Neil Maskell makes a cameo as the voice of the announcer, and Nick Gillespie appears as the businessman.

== Production ==
Writer-director Nick Gillespie had collaborated with executive producer Ben Wheatley on several films previously, including Kill List. Smiley had also appeared in that film. Besides Wheatley, Gillespie cited Clive Barker as an influence. Although the film was not meant to be deeply political, Gillespie used imagery reminiscent of the Abu Ghraib Prison Scandal to subvert viewer expectations about the prisoners. When they are revealed to be young women, Gillespie said it is meant to signify that "something's not quite right there". Of the film's plot, Gillespie said it was designed to allow viewers to come to their own conclusions, as he found it more interesting to offer clues than direct answers.

== Release ==
Tank 432 premiered at the Fantasia International Film Festival on 23 July 2016. It was released on DVD in the UK on 22 August, and IFC Films released it to video on demand in the US on 25 November 2016.

== Reception ==
Rotten Tomatoes, a review aggregator, reports that 13% of eight surveyed critics gave the film a positive review; the average rating is 4.5/10. Metacritic rated it 43/100 based on seven reviews. Frank Scheck of The Hollywood Reporter wrote that it "makes the familiar mistake of confusing obscurity with tension". Scheck further described it as "an occasionally intriguing but frustratingly oblique high-concept genre exercise that mainly induces tedium, not to mention claustrophobia". Writing in Film Journal International, Maitland McDonagh called it a "claustrophobic thriller with a disappointing payoff". Commenting on the plot, McDonagh said the film delivers many bizarre twists but "plays fair" in the climax. Ben Kenigsberg of The New York Times called it a "high concept tease" with an unsatisfying conclusion and plot possibly kept vague to hide its lack of originality.

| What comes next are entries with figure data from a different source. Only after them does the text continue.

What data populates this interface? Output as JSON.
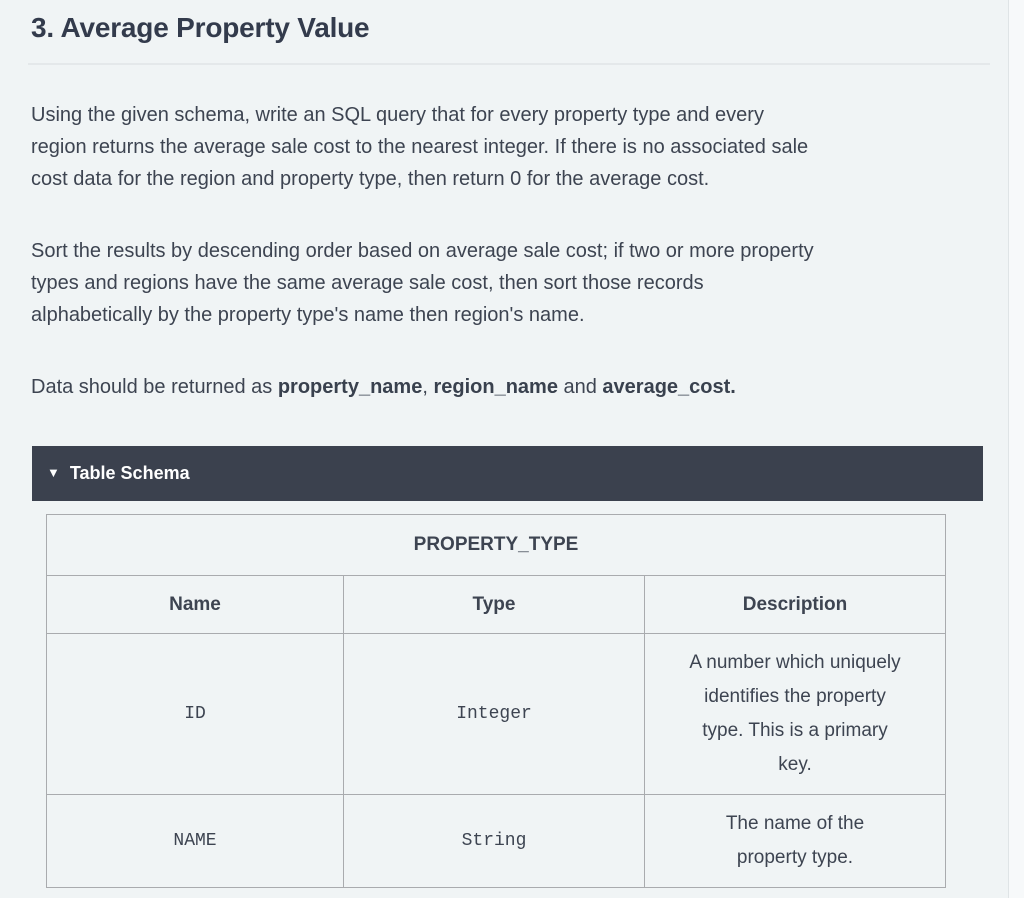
{
  "page": {
    "title": "3. Average Property Value"
  },
  "problem": {
    "paragraph1": "Using the given schema, write an SQL query that for every property type and every\nregion returns the average sale cost to the nearest integer. If there is no associated sale\ncost data for the region and property type, then return 0 for the average cost.",
    "paragraph2": "Sort the results by descending order based on average sale cost; if two or more property\ntypes and regions have the same average sale cost, then sort those records\nalphabetically by the property type's name then region's name.",
    "returns_segments": [
      {
        "text": "Data should be returned as ",
        "bold": false
      },
      {
        "text": "property_name",
        "bold": true
      },
      {
        "text": ", ",
        "bold": false
      },
      {
        "text": "region_name",
        "bold": true
      },
      {
        "text": " and ",
        "bold": false
      },
      {
        "text": "average_cost.",
        "bold": true
      }
    ]
  },
  "schema_panel": {
    "collapse_icon": "▼",
    "title": "Table Schema"
  },
  "schema_table": {
    "table_name": "PROPERTY_TYPE",
    "columns": [
      "Name",
      "Type",
      "Description"
    ],
    "rows": [
      {
        "name": "ID",
        "type": "Integer",
        "description": "A number which uniquely\nidentifies the property\ntype. This is a primary\nkey."
      },
      {
        "name": "NAME",
        "type": "String",
        "description": "The name of the\nproperty type."
      }
    ]
  },
  "colors": {
    "page_background": "#f0f4f5",
    "panel_header_background": "#3b414e",
    "panel_header_text": "#ffffff",
    "text": "#3d4451",
    "table_border": "#a9abae"
  }
}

At the Los Angeles Times, Noel Murray called the film "more tedious and confusing" than ambiguous. Murray concluded, "A few memorable shots don't offer enough justification to watch a film that's not scary, rarely exciting and never as engrossing a puzzle as it means to be." Chuck Wilson of The Village Voice compared the plot negatively to The Outer Limits, calling the film a "busy but tedious thriller". In rating it 3/5 stars, Drew Tinnin of Dread Central praised the cinematography and acting but said answers to the film's plot come too late and are not satisfying. In recommending it for fans of atmospheric films, Patrick Cooper of Bloody Disgusting wrote, "This bad boy is all mood and atmosphere – at times feeling like an exercise in tension and dread more than a narrative."